Derweil hatte sich Familie Lustig in ihrem Abteil häuslich eingerichtet. Fau Lustig ließ sich von einer Nachbarin Reisetips geben, Bernd und Bienchen wetteiferten, wer am schnellsten die Namen der Orte herausbekäme, an denen sie vorbeifuhren, Vater Lustig hatte sich auf ein Bierchen im Quick-Pick-Wagen niedergelassen. Am späten Nachmittag. Am späten Nachmittag waren sie in Plön, ihrem Reiseziel. "Das war wirklich eine erholsame Fahrt", urteilte Vater Lustig. "Das einzig Störende war dieser Herrneben dir, der andauernd futtern mußte. Eine Nervensäge!" Bernd und Bienchenlachten: "Das war 'ne Marke." Sie zappelten ungedultig: Komm, Mammi, laß uns vorausgehen. Vielleicht warten Hastigs schon in der Pension, Papi kann mit dem Gepäck ja nachkommen." Nach kurzem Hin und Her entschied sich die Familie für diesen Vorschlag. Als Mutter und Kinder Lustig in der Pension ankamen, war von den Hastigs weit und breit keine Spur. "Na, das sieht ihnen ähnlich", lästerte Bienchen. "Sie sind wohl wieder in letzer Minute gestartet."

Die Familie machte einen Rundgang durch den Ort.

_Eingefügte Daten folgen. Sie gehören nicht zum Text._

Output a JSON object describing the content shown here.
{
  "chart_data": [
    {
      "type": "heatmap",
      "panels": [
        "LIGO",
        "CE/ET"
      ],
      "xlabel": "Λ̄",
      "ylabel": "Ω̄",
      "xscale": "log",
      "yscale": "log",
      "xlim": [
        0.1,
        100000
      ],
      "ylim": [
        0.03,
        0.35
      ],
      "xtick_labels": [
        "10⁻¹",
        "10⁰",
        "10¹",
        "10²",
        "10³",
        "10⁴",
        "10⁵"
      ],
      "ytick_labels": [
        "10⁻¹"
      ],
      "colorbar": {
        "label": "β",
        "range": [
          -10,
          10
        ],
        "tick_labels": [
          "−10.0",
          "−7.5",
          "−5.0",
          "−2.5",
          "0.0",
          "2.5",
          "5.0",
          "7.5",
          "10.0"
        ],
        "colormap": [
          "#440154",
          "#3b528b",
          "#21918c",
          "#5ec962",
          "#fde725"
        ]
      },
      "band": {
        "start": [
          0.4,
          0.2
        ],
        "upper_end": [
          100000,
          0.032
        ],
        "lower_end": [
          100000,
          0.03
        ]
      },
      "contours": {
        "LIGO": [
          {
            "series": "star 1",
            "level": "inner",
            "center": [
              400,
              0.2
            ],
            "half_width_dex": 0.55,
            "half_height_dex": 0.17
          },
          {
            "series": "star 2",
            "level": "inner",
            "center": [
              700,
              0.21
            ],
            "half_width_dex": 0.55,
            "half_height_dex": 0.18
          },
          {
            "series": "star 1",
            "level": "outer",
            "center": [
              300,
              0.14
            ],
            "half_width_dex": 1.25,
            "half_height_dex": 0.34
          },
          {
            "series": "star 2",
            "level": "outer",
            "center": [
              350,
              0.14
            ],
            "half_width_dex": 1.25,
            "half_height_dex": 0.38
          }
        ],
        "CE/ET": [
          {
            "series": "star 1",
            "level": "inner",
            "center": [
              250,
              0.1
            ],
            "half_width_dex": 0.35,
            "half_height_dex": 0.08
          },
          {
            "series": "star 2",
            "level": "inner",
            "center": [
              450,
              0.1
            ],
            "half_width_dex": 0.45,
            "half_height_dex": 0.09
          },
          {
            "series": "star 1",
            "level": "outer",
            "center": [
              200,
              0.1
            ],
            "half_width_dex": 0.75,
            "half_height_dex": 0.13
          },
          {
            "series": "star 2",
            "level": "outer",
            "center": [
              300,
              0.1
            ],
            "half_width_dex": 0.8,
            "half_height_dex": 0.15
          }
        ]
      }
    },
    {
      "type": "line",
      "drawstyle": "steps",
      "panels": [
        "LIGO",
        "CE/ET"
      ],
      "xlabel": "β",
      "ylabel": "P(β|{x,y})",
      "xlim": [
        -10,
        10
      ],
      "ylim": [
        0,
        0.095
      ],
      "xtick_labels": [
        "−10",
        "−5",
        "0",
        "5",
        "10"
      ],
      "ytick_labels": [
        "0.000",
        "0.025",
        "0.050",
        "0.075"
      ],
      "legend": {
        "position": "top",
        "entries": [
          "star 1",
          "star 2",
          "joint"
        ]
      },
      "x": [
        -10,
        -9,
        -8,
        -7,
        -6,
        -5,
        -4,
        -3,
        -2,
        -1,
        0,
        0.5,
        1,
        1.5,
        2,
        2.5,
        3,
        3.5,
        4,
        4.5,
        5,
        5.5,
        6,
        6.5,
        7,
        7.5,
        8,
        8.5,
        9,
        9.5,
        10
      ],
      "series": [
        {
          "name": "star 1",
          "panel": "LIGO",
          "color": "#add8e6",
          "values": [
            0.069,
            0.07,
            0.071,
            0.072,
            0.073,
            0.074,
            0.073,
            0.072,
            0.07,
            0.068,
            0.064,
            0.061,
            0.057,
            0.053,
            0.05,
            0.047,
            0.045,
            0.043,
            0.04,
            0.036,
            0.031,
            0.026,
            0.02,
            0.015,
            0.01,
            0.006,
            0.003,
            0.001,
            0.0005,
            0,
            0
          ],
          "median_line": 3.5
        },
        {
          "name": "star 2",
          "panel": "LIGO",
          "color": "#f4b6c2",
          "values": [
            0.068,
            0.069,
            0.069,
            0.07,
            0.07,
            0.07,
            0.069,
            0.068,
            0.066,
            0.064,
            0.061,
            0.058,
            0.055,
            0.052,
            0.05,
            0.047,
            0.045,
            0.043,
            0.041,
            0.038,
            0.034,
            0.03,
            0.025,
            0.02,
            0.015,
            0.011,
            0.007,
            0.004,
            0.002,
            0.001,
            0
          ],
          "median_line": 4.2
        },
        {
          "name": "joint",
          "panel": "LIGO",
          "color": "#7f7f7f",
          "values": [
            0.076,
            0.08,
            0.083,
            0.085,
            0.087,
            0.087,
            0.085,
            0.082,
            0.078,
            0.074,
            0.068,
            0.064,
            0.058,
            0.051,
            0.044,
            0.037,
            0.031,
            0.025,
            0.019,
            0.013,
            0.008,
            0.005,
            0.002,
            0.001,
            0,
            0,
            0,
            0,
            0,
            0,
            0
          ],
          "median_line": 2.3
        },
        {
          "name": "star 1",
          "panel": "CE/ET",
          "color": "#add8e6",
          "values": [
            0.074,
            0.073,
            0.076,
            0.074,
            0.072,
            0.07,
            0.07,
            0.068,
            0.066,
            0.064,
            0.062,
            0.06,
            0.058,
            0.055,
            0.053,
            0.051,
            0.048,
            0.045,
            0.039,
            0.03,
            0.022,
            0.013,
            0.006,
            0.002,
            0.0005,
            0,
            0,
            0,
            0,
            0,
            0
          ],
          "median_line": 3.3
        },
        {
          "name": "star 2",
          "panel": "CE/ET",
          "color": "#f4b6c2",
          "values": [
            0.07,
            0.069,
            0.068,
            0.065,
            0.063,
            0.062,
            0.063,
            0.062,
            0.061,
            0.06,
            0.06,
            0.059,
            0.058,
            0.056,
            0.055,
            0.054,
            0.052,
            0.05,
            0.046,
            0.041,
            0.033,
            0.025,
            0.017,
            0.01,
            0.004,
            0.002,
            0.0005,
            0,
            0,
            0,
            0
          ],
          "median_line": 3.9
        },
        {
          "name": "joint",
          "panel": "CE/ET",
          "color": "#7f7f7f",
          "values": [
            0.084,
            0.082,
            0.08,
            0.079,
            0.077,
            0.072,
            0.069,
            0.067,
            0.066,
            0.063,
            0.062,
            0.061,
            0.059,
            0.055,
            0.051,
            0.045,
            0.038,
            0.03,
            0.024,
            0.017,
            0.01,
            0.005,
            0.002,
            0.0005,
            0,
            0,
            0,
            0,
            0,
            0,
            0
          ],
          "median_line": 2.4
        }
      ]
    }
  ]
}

Nach ihrer Rückkehr fanden sie noch immer  keine Hastigs vor. Erst kurz nach dem Abendessen alarmierte Bienchen die anderen: "Sie kommen!" Tatsächlich, da stiegen sie aus ihrem Wagen, einer nach dem anderen und etwas ramponiert, wie es schien. "Ein Reifen sit uns geplatzt. Wir haben Glück gehabt, daß nichts weiter passiert ist und wir schnell Hilfe bekamen. Aber alles in allem war's doch ein unerwarteter Aufenthalt. Zwei Stunden sind draufgegangen. Jetzt sind wir ziemlich erledigt." Das berichteten die Hastigs. Sie stauten einander blos an. Familie Hastig versuchte sich gegen den stummen Triumpf der anderen zu verteidigen: "Ja, ja, wir wissen schon, mit der bahn wäre uns das nicht passiert." "Mmmh", lächelten die Lustigs weise. "Trotzdem, wir bleiben doch lieber bei der Bahn."

LOKKI Preisausschreiben

Die Witze, Rätzelecke, Brieffreundschaften und ein Preisausschriben durften bei LOKKI nicht fehlen. 

  1. Wenn Ihr die "Streichholz-Buchstaben" in die richtige Reihenfolge bringt, ergeben sie einen Begriff aus dem Bahnbereich. 

Es jagte keiner einem misteriösem Geräusch im Radio nach wo man heute zehntausende von DM gewinnen kann, nein es gab realistische Gewinne von einer Sout-Schulmappe über einer Blockflöte, ein Werkkasten, ein Tierlexikon, ein Spiel, Deckfarben oder Poster. Sie beglückten bis zu hundert Gewinner je Ausgabe. Und LOKKI informierte einen persönlich über den Gewinn.

Die LOKKI Freunde heute

Ja wir sind älter geworden. Die LOKKI Freunde haben nun oft selbst Kinder. Die autolose Kindheit liegt fast vergessen hinter einem. Man selbst hat ein Wagen und zieht manchmal gedankenlos auf Hastigs Spuren durch den Alltag. Es ist wenig geblieben von der Welt der Familie Lustig. An den Quick-Pick mag sich kaum einer erinnern, TEEM fahren nicht mehr und die 103 ist kein Flagschiff mehr einer gemütlichen und entspannten Bundesbahn. 

So hat die nicht ganz wahre Geschichte der Hastigs und Lustigs eine verborgene Wahrheit in sich. Die Gelassenheit der Familie Lustig ist vielen fremd geworden. Es ist schick im Streß zu sein und Zeit, die hat man nicht. Alles soll perfekt sein in der heutigen Gesellschaft. Schönheit, Schnelligkeit und manchmal auch ein Arschloch sein wird von einem verlangt wenn man 'in' ist in einer Spaßgesellschaft. Da sollte man sich fragen wieso Familie Lustig denn überhaupt glücklich ist? 

Mir bleibt letztlich die Hoffnung, dass die einstigen LOKKI-Freunde sich dieser gelassenen Tugend der Familie Lustig im heutigen Alltag noch manchmal erinnern und sich so den wesentlichen Kern ihrer Jugend bewahren.